Training a dog to be people-friendly and especially to enjoy the company of his immediate human family is the second most important item in your puppy's education — much more important than socializing him to other dogs. (And as we all know by now, the most important item in your puppy's educational curriculum is teaching bite inhibition.) Although a few common sense precautions make it possible to live quite happily with a dog that does not get along with other dogs, it can be extremely difficult and even dangerous to live with a dog that does not like people — especially if he doesn't like family members! So people-friendliness is a much more important doggy quality than dog-friendliness. But it is truly wonderful when a dog is dog-friendly, having had ample opportunity to meet and play with other dogs on walks and in dog parks.
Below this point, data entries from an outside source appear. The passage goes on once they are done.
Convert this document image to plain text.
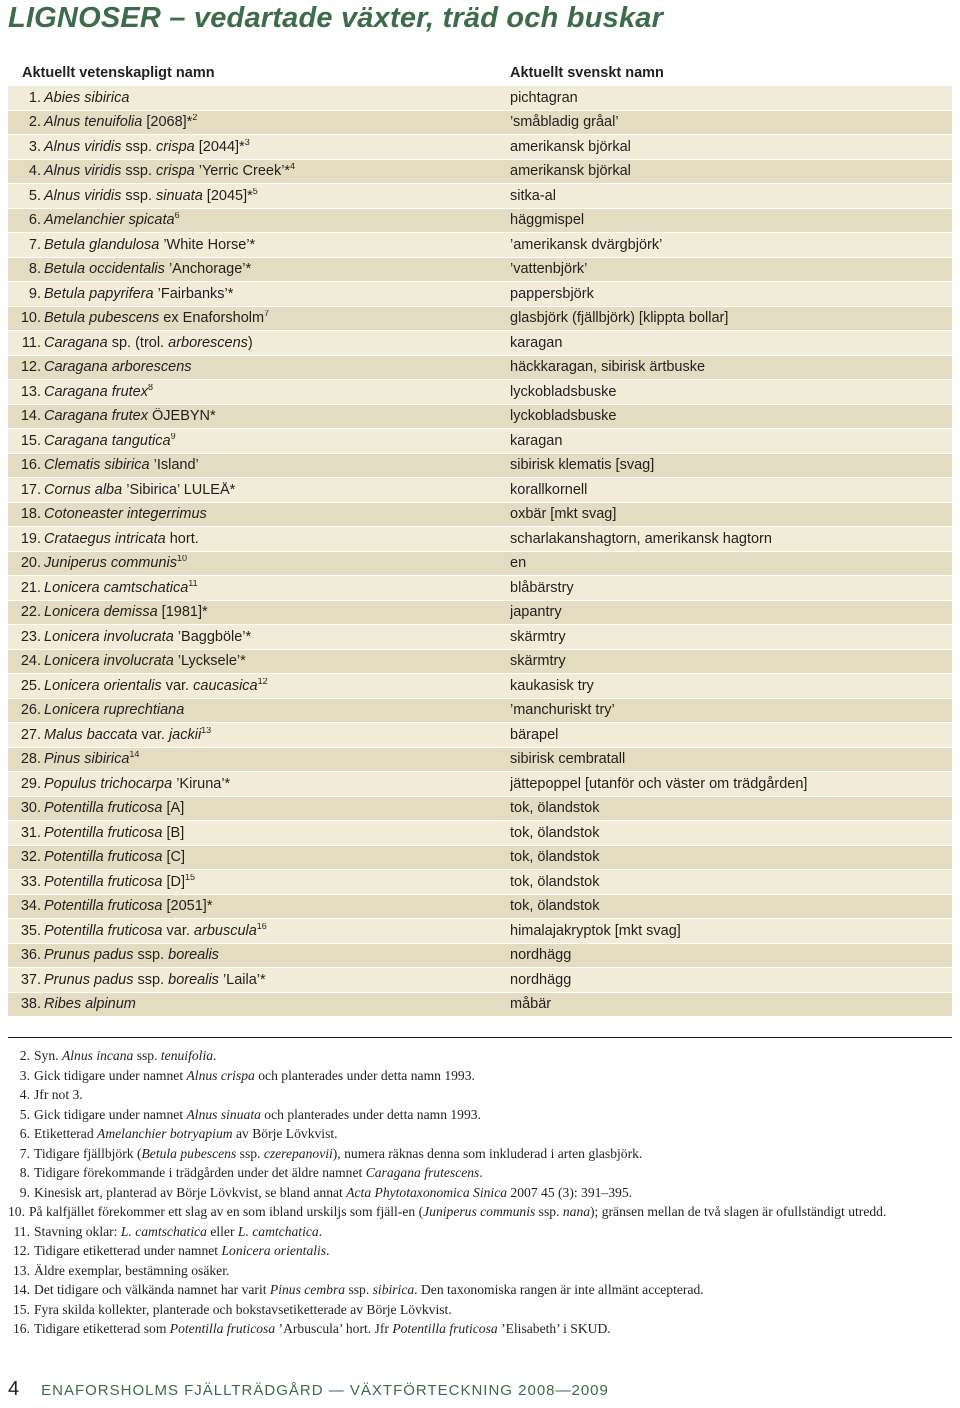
LIGNOSER – vedartade växter, träd och buskar
Aktuellt vetenskapligt namn	Aktuellt svenskt namn
1. Abies sibirica	pichtagran
2. Alnus tenuifolia [2068]*$^2$	’småbladig gråal’
3. Alnus viridis ssp. crispa [2044]*$^3$	amerikansk björkal
4. Alnus viridis ssp. crispa ’Yerric Creek’*$^4$	amerikansk björkal
5. Alnus viridis ssp. sinuata [2045]*$^5$	sitka-al
6. Amelanchier spicata$^6$	häggmispel
7. Betula glandulosa ’White Horse’*	’amerikansk dvärgbjörk’
8. Betula occidentalis ’Anchorage’*	’vattenbjörk’
9. Betula papyrifera ’Fairbanks’*	pappersbjörk
10. Betula pubescens ex Enaforsholm$^7$	glasbjörk (fjällbjörk) [klippta bollar]
11. Caragana sp. (trol. arborescens)	karagan
12. Caragana arborescens	häckkaragan, sibirisk ärtbuske
13. Caragana frutex$^8$	lyckobladsbuske
14. Caragana frutex ÖJEBYN*	lyckobladsbuske
15. Caragana tangutica$^9$	karagan
16. Clematis sibirica ’Island’	sibirisk klematis [svag]
17. Cornus alba ’Sibirica’ LULEÅ*	korallkornell
18. Cotoneaster integerrimus	oxbär [mkt svag]
19. Crataegus intricata hort.	scharlakanshagtorn, amerikansk hagtorn
20. Juniperus communis$^{10}$	en
21. Lonicera camtschatica$^{11}$	blåbärstry
22. Lonicera demissa [1981]*	japantry
23. Lonicera involucrata ’Baggböle’*	skärmtry
24. Lonicera involucrata ’Lycksele’*	skärmtry
25. Lonicera orientalis var. caucasica$^{12}$	kaukasisk try
26. Lonicera ruprechtiana	’manchuriskt try’
27. Malus baccata var. jackii$^{13}$	bärapel
28. Pinus sibirica$^{14}$	sibirisk cembratall
29. Populus trichocarpa ’Kiruna’*	jättepoppel [utanför och väster om trädgården]
30. Potentilla fruticosa [A]	tok, ölandstok
31. Potentilla fruticosa [B]	tok, ölandstok
32. Potentilla fruticosa [C]	tok, ölandstok
33. Potentilla fruticosa $[D]^{15}$	tok, ölandstok
34. Potentilla fruticosa [2051]*	tok, ölandstok
35. Potentilla fruticosa var. arbuscula$^{16}$	himalajakryptok [mkt svag]
36. Prunus padus ssp. borealis	nordhägg
37. Prunus padus ssp. borealis ’Laila’*	nordhägg
38. Ribes alpinum	måbär
2. Syn. Alnus incana ssp. tenuifolia.
3. Gick tidigare under namnet Alnus crispa och planterades under detta namn 1993.
4. Jfr not 3.
5. Gick tidigare under namnet Alnus sinuata och planterades under detta namn 1993.
6. Etiketterad Amelanchier botryapium av Börje Lövkvist.
7. Tidigare fjällbjörk (Betula pubescens ssp. czerepanovii), numera räknas denna som inkluderad i arten glasbjörk.
8. Tidigare förekommande i trädgården under det äldre namnet Caragana frutescens.
9. Kinesisk art, planterad av Börje Lövkvist, se bland annat Acta Phytotaxonomica Sinica 2007 45 (3): 391–395.
10. På kalfjället förekommer ett slag av en som ibland urskiljs som fjäll-en (Juniperus communis ssp. nana); gränsen mellan de två slagen är ofullständigt utredd.
11. Stavning oklar: L. camtschatica eller L. camtchatica.
12. Tidigare etiketterad under namnet Lonicera orientalis.
13. Äldre exemplar, bestämning osäker.
14. Det tidigare och välkända namnet har varit Pinus cembra ssp. sibirica. Den taxonomiska rangen är inte allmänt accepterad.
15. Fyra skilda kollekter, planterade och bokstavsetiketterade av Börje Lövkvist.
16. Tidigare etiketterad som Potentilla fruticosa ’Arbuscula’ hort. Jfr Potentilla fruticosa ’Elisabeth’ i SKUD.
4 ENAFORSHOLMS FJÄLLTRÄDGÅRD — VÄXTFÖRTECKNING 2008—2009
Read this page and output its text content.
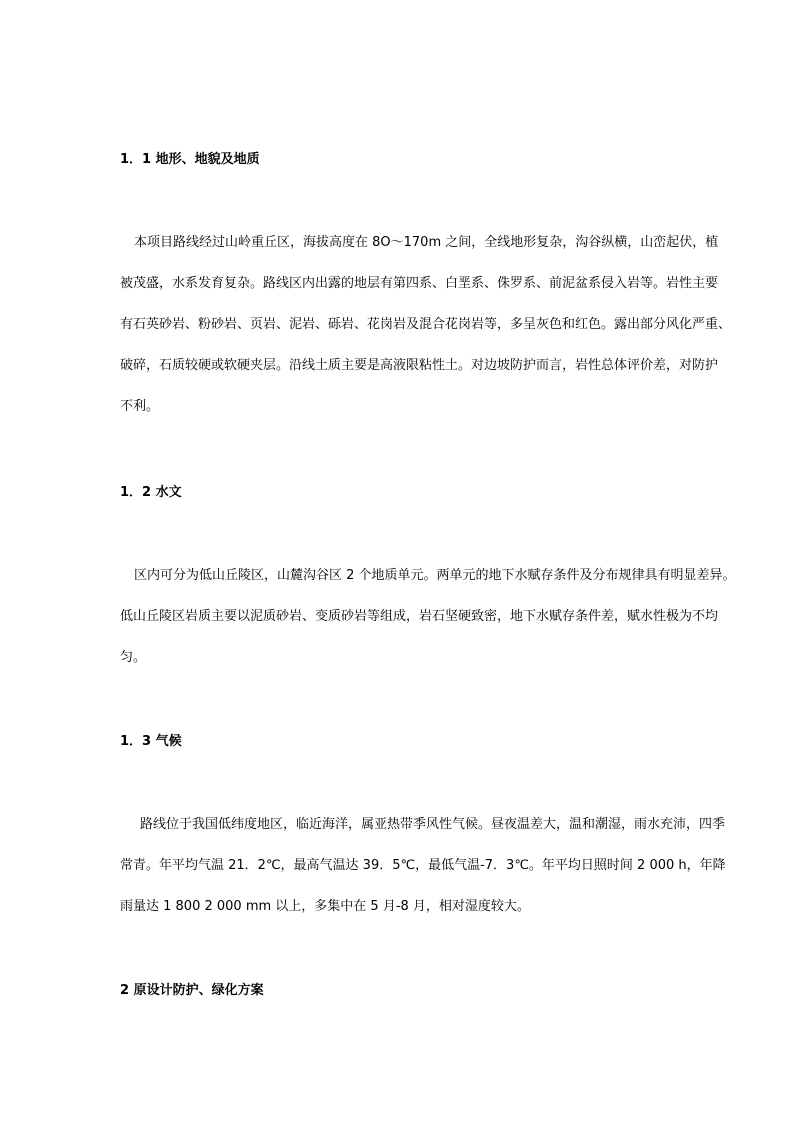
1．1 地形、地貌及地质
本项目路线经过山岭重丘区，海拔高度在 8O～170m 之间，全线地形复杂，沟谷纵横，山峦起伏，植
被茂盛，水系发育复杂。路线区内出露的地层有第四系、白垩系、侏罗系、前泥盆系侵入岩等。岩性主要
有石英砂岩、粉砂岩、页岩、泥岩、砾岩、花岗岩及混合花岗岩等，多呈灰色和红色。露出部分风化严重、
破碎，石质较硬或软硬夹层。沿线土质主要是高液限粘性土。对边坡防护而言，岩性总体评价差，对防护
不利。
1．2 水文
区内可分为低山丘陵区，山麓沟谷区 2 个地质单元。两单元的地下水赋存条件及分布规律具有明显差异。
低山丘陵区岩质主要以泥质砂岩、变质砂岩等组成，岩石坚硬致密，地下水赋存条件差，赋水性极为不均
匀。
1．3 气候
路线位于我国低纬度地区，临近海洋，属亚热带季风性气候。昼夜温差大，温和潮湿，雨水充沛，四季
常青。年平均气温 21．2℃，最高气温达 39．5℃，最低气温-7．3℃。年平均日照时间 2 000 h，年降
雨量达 1 800 2 000 mm 以上，多集中在 5 月-8 月，相对湿度较大。
2 原设计防护、绿化方案
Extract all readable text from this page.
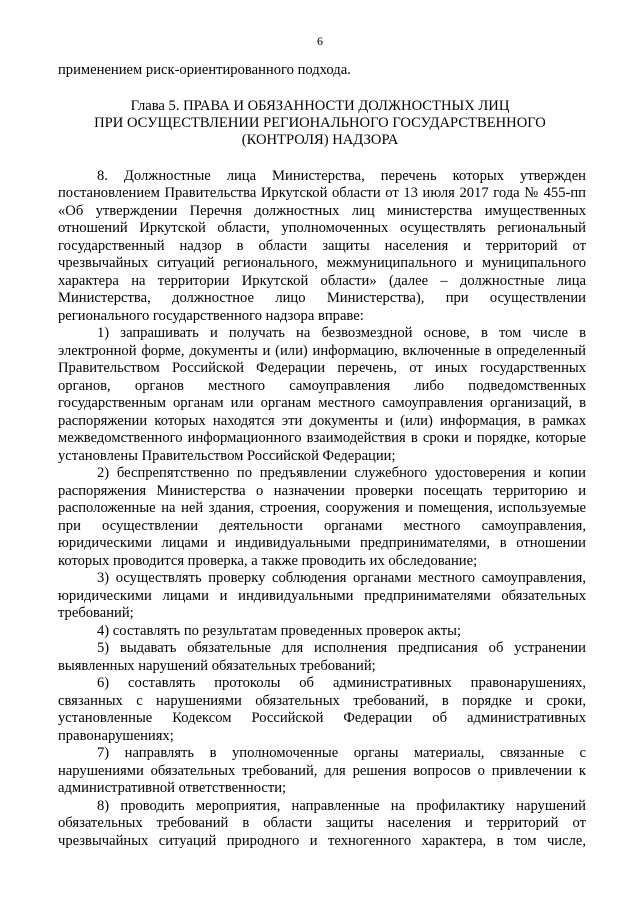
6
применением риск-ориентированного подхода.
Глава 5. ПРАВА И ОБЯЗАННОСТИ ДОЛЖНОСТНЫХ ЛИЦ
ПРИ ОСУЩЕСТВЛЕНИИ РЕГИОНАЛЬНОГО ГОСУДАРСТВЕННОГО
(КОНТРОЛЯ) НАДЗОРА
8. Должностные лица Министерства, перечень которых утвержден
постановлением Правительства Иркутской области от 13 июля 2017 года № 455-пп
«Об утверждении Перечня должностных лиц министерства имущественных
отношений Иркутской области, уполномоченных осуществлять региональный
государственный надзор в области защиты населения и территорий от
чрезвычайных ситуаций регионального, межмуниципального и муниципального
характера на территории Иркутской области» (далее – должностные лица
Министерства, должностное лицо Министерства), при осуществлении
регионального государственного надзора вправе:
1) запрашивать и получать на безвозмездной основе, в том числе в
электронной форме, документы и (или) информацию, включенные в определенный
Правительством Российской Федерации перечень, от иных государственных
органов, органов местного самоуправления либо подведомственных
государственным органам или органам местного самоуправления организаций, в
распоряжении которых находятся эти документы и (или) информация, в рамках
межведомственного информационного взаимодействия в сроки и порядке, которые
установлены Правительством Российской Федерации;
2) беспрепятственно по предъявлении служебного удостоверения и копии
распоряжения Министерства о назначении проверки посещать территорию и
расположенные на ней здания, строения, сооружения и помещения, используемые
при осуществлении деятельности органами местного самоуправления,
юридическими лицами и индивидуальными предпринимателями, в отношении
которых проводится проверка, а также проводить их обследование;
3) осуществлять проверку соблюдения органами местного самоуправления,
юридическими лицами и индивидуальными предпринимателями обязательных
требований;
4) составлять по результатам проведенных проверок акты;
5) выдавать обязательные для исполнения предписания об устранении
выявленных нарушений обязательных требований;
6) составлять протоколы об административных правонарушениях,
связанных с нарушениями обязательных требований, в порядке и сроки,
установленные Кодексом Российской Федерации об административных
правонарушениях;
7) направлять в уполномоченные органы материалы, связанные с
нарушениями обязательных требований, для решения вопросов о привлечении к
административной ответственности;
8) проводить мероприятия, направленные на профилактику нарушений
обязательных требований в области защиты населения и территорий от
чрезвычайных ситуаций природного и техногенного характера, в том числе,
Unfortunately, few suburban dogs are regularly walked or even given the opportunity to interact with other dogs. For many dog owners, dog-friendliness is simply not a top priority. On the other hand, for owners who consider dog-friendliness important, in fact a major reason for having a dog, their dogs are presumably walked and/or taken to dog parks regularly and so are likely to grow up to be sociable with other dogs. But even for these dogs, people-friendliness is much more important than dog-friendliness, because every day when walked or taken to a park, they are likely to meet many strangers, often children. Most puppy classes are family-oriented, so your pup will have opportunities to socialize with all sorts of people — men, women, and especially, children. And then there is the training game. It will blow your mind just how much your puppy learns in his very first lesson.
Dogs learn to come, sit, and lie down when requested, to stand still and roll over for examination, to listen to their owners, and to ignore distractions. Additionally, of course, puppy classes are an absolute blast! You will never forget your pup's first night in class. Puppy classes are an adventure, both for you and for your dog. Remember, you are attending puppy class for you to learn! And there's still an awful lot to learn. You'll pick up numerous useful tips for resolving behavior problems. You'll learn how to control the rambunctiousness that is inevitably part and parcel of doggy adolescence. But, most important of all, you'll learn how to control your puppy's biting behavior.